Mesquite Convention Center and Arena
- Full name: Mesquite Convention Center and Arena
- Location: 1818 Rodeo Drive Mesquite, Texas 75149
- Coordinates: 32°45′42″N 96°37′33″W﻿ / ﻿32.76164°N 96.62579°W
- Capacity: 7,000

Construction
- Opened: 1985; 41 years ago
- Renovated: 2009; 17 years ago

Tenants
- Mesquite Championship Rodeo Mesquite/Dallas Marshals (CIF) (2016–2017) Mesquite Outlaws (MASL) (2019–2020, 2022–2024) Dallas Apex (NAL) (2027–future)

= Mesquite Convention Center and Arena =

American rodeo venue

The Mesquite Convention Center and Arena, also known as Gomez Western Wear Arena for sponsorship reasons, is a multi venue complex consisting of a 7,000-seat multi-purpose arena and a 50,000 square foot convention center in Mesquite, Texas, United States. It is home to the Mesquite Championship Rodeo and was home to the Texas Outlaws indoor soccer team of the Major Arena Soccer League.
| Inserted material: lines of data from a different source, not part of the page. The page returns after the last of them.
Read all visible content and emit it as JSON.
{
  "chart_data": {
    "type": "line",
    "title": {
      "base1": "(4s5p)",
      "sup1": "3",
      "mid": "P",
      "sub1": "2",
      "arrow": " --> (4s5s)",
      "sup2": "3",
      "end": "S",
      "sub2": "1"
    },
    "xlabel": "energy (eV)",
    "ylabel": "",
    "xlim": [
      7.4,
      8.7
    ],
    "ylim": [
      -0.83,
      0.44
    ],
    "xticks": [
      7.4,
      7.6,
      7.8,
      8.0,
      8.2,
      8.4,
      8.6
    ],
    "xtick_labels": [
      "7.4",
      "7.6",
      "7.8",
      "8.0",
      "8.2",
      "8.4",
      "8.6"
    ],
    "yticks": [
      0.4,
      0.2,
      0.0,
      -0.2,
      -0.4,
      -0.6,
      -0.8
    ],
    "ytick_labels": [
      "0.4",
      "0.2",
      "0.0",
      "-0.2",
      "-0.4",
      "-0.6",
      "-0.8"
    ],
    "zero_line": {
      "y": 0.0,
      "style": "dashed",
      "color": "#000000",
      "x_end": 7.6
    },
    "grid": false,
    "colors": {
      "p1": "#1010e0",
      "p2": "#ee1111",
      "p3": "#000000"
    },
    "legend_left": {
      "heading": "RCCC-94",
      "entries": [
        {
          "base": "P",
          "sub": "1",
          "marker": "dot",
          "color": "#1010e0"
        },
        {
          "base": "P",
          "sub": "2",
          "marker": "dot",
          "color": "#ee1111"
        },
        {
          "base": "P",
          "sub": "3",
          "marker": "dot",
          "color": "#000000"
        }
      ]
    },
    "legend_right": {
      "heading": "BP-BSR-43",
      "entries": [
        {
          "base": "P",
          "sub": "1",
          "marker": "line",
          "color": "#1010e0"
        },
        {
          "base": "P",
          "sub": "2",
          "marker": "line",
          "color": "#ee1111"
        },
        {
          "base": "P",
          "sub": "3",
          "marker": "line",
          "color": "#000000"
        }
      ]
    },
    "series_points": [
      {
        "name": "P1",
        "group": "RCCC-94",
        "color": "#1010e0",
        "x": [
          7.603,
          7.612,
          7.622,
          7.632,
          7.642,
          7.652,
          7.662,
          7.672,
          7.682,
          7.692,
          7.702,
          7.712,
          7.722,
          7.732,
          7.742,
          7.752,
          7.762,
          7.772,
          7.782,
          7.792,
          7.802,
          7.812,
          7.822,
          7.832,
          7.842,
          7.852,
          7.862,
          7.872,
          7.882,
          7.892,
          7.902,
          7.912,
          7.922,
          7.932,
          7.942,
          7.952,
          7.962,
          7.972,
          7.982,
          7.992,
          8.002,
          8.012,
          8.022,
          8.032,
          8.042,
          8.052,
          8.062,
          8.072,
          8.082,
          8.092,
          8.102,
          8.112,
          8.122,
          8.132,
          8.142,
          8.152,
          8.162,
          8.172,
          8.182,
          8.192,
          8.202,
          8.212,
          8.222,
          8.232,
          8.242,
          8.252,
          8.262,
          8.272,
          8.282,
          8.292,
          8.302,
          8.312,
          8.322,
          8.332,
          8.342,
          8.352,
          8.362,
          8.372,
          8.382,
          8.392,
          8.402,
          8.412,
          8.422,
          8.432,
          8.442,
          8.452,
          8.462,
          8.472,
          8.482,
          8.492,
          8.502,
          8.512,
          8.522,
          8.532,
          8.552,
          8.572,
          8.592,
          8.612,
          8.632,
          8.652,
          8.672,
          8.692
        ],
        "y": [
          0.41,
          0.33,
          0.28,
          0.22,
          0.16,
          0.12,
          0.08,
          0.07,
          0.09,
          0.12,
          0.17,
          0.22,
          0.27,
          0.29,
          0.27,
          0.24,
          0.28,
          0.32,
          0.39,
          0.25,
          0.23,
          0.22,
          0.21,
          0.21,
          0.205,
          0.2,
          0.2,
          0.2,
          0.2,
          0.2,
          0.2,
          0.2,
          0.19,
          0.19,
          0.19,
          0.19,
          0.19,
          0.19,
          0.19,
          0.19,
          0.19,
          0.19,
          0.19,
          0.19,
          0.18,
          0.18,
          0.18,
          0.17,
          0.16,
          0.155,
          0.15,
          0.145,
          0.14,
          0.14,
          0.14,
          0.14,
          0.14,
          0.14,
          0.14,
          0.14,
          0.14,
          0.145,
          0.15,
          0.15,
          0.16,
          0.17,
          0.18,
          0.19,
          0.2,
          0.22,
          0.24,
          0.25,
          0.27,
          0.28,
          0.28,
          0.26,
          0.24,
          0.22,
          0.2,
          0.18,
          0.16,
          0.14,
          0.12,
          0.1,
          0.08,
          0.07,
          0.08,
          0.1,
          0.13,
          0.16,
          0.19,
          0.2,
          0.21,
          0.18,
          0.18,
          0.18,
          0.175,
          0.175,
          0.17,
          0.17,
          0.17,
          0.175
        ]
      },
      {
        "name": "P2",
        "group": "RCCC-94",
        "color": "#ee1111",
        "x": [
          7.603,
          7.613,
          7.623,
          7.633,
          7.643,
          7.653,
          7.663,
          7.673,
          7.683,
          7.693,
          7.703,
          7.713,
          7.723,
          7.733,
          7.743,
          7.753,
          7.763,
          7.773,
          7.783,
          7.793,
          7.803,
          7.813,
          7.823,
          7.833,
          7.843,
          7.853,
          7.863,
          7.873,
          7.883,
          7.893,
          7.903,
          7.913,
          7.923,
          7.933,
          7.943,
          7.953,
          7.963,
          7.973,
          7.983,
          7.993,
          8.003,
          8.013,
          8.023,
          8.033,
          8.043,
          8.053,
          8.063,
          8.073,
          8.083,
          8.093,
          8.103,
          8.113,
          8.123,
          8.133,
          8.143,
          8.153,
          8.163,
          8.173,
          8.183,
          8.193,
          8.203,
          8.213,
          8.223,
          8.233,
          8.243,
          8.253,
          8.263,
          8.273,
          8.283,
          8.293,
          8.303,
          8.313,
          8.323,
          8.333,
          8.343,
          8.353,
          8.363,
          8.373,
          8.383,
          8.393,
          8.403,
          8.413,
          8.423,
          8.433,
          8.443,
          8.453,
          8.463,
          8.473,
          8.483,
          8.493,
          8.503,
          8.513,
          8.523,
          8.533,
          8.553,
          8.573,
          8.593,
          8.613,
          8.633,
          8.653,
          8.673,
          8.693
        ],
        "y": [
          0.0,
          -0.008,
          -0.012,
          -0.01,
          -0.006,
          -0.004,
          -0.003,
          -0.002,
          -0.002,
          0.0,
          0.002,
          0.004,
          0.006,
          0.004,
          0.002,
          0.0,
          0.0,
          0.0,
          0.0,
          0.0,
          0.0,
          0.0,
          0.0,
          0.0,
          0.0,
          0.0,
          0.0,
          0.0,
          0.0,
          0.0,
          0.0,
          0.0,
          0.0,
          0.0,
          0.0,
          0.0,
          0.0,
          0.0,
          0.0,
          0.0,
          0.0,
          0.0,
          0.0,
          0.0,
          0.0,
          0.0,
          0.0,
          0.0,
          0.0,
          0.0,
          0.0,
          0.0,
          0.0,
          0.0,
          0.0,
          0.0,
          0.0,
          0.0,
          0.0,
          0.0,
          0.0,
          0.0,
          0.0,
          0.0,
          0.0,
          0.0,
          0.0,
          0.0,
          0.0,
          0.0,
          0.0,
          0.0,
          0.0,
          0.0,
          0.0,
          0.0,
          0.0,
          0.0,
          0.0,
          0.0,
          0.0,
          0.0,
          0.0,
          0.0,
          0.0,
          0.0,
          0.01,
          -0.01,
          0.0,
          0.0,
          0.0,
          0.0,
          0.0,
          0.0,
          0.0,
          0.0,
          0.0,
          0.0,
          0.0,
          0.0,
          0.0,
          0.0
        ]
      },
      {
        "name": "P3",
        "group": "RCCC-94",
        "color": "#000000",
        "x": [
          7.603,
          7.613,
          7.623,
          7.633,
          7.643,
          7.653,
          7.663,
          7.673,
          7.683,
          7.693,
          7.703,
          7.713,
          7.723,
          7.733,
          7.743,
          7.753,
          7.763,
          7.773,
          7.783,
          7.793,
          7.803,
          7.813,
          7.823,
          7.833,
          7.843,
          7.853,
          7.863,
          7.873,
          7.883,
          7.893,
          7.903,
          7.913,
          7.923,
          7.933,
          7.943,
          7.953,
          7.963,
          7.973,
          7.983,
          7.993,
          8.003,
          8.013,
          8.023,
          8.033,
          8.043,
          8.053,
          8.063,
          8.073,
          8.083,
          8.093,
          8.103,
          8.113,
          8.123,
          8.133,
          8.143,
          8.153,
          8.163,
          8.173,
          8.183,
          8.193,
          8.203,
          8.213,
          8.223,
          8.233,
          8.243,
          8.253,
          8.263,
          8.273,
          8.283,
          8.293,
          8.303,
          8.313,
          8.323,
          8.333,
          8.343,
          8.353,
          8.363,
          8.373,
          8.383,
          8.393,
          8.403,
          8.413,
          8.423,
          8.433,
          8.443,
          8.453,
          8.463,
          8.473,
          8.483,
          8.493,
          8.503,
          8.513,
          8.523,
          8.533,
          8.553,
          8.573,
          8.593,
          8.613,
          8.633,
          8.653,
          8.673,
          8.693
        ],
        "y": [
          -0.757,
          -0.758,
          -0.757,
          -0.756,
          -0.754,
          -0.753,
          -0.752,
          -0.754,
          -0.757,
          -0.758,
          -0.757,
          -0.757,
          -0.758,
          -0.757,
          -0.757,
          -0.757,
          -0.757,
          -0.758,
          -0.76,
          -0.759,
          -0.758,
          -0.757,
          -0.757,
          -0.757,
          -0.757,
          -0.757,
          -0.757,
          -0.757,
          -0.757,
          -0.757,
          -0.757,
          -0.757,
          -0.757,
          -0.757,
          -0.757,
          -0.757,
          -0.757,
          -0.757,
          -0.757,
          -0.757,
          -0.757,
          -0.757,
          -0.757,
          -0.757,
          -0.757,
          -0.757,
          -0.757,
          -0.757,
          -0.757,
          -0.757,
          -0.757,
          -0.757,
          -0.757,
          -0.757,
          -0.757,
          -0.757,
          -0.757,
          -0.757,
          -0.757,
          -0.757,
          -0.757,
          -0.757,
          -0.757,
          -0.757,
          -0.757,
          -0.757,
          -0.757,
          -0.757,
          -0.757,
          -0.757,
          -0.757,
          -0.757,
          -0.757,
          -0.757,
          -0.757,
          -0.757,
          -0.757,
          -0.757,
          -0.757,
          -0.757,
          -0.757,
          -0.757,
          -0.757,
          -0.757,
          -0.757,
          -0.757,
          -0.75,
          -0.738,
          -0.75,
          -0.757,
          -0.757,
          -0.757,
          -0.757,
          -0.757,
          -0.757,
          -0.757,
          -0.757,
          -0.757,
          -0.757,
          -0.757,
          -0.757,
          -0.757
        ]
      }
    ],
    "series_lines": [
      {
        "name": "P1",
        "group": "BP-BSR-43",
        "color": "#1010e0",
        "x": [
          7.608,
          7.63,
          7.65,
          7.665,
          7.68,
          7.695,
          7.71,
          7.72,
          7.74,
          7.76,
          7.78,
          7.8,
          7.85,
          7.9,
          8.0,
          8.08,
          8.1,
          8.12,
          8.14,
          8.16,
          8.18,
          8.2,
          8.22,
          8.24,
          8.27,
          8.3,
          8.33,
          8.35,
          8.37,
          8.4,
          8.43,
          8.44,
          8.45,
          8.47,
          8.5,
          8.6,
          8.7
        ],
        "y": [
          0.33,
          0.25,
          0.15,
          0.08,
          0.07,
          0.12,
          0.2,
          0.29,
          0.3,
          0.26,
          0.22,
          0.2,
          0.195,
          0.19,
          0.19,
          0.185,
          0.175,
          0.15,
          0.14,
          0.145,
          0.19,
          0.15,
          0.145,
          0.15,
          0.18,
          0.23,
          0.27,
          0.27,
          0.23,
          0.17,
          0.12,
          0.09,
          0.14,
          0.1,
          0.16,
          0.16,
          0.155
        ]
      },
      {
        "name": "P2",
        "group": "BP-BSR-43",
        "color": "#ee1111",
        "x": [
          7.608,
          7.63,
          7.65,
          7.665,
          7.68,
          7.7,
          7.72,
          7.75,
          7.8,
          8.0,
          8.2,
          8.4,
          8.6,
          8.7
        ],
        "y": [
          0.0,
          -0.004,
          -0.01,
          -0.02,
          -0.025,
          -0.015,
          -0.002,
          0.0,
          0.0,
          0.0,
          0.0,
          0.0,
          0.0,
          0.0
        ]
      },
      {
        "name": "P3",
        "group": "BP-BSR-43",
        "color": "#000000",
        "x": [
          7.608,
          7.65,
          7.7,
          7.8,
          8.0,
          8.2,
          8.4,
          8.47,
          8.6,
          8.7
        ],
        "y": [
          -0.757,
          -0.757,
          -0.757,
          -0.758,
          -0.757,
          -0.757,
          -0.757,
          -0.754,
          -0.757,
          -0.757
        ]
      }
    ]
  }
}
The arena has been holding events since 1985. The types of events in the modern age currently include rodeos, monster truck wars, boxing, and concerts. However, the arena is also available for other major events and can host groups of people up to 7,000. From early June to the end of August, however, the arena is occupied by the Mesquite Championship Rodeo and is not available then. Otherwise, the arena, along with the convention center, can be reserved for such events as business meetings, family reunions, trade shows, conventions, holiday parties, weddings and receptions, birthday parties, and company training.

== Rodeo and other events ==
The rodeo features bull riding with many amenities and top riders. Recent country music concerts have featured Travis Tritt, The Charlie Daniels Band, Diamond Rio, Clay Walker, and Mark Chesnutt.